Although many patients with adolescent idiopathic scoliosis (curvature of the spine), or AIS, can be treated without surgery, those who have a severe curvature or curvatures will need surgical correction. The goal of the surgery is not just to straighten out the curve, but to make sure the back is strong, and the patient has a balanced posture and can move well.
In deciding how to fuse the spine, surgeons have to decide how much of it to fuse; they would like to keep it as short as possible, but this may not provide enough stability to the spine. However, the longer the spinal fusion, the lower the mobility of the spine. To help make these decisions, the surgeons use the King and the Lenke classifications. The authors of this study investigated how the classifications were used by the surgeons in deciding on the surgery.
The researchers sent a survey to 50 surgeons in North America, France, Korea, and Japan, who were members of the Spinal Deformity Study Group (SDSG). The questionnaire asked the surgeons to rank their goals in treating scoliosis for the best outcome after surgery. The scoring ranged from 1 to 20, with the most important being 1, the least was 20. The surgeons were also asked to weight the correction of the spine: the coronal (front to back), sagittal (left and right), or transverse (top and bottom).

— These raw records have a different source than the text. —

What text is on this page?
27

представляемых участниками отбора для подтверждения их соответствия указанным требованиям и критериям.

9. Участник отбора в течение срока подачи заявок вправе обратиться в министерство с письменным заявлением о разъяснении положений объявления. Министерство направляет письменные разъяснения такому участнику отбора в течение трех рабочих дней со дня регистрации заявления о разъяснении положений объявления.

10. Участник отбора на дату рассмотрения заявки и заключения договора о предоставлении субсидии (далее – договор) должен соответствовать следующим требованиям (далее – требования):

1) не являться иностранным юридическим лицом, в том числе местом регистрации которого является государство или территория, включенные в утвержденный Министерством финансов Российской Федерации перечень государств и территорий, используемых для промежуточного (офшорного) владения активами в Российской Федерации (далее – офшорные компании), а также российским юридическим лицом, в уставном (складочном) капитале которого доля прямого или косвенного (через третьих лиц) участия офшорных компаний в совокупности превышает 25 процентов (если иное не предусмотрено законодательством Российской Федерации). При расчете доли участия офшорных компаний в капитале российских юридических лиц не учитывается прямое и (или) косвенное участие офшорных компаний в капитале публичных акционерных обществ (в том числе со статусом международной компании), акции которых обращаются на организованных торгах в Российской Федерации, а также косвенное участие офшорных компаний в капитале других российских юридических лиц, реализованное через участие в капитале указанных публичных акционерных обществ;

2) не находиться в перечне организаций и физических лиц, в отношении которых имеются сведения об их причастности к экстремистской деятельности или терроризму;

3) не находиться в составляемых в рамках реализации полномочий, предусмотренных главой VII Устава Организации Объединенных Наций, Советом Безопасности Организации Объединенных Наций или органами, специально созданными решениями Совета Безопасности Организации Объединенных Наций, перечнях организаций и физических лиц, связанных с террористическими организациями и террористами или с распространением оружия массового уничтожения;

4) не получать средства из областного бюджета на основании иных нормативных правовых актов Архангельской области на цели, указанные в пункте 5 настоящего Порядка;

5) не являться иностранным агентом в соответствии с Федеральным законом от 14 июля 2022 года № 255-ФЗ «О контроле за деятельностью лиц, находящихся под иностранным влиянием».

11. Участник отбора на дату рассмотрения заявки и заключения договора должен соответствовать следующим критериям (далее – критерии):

When the responses were received, the surgeons were sent a second survey that looked for more specific objectives. The surgeons were asked to weigh the importance of corrections in the 6 curves identified with the Lenke classification, using a scale of 1 to 5, where 5 was the most important and 1 the least.
Twenty-five surgeons returned the first survey and 10 responded to the second. The results of the first survey showed that the surgeons felt that the sagittal and coronal balance were the most important factors in their surgical decisions. All the other parameters varied across the board. The results from the second survey showed that certain curves were more important in their decision-making than were others.
The authors write this is the first time such a study was undertaken. The decision-making process lies greatly with the surgeons’ training and experience. The authors point out that the study’s drawbacks include the lack of x-rays in the ranking questionnaires, which could affect a surgeon’s decision about fusion. The authors also state that the surgeons were all spinal surgeons with a specific interest in this area.
In conclusion, the researchers state that further research is needed as there is still a big variety in the way spinal fusion decisions are made by the surgeons.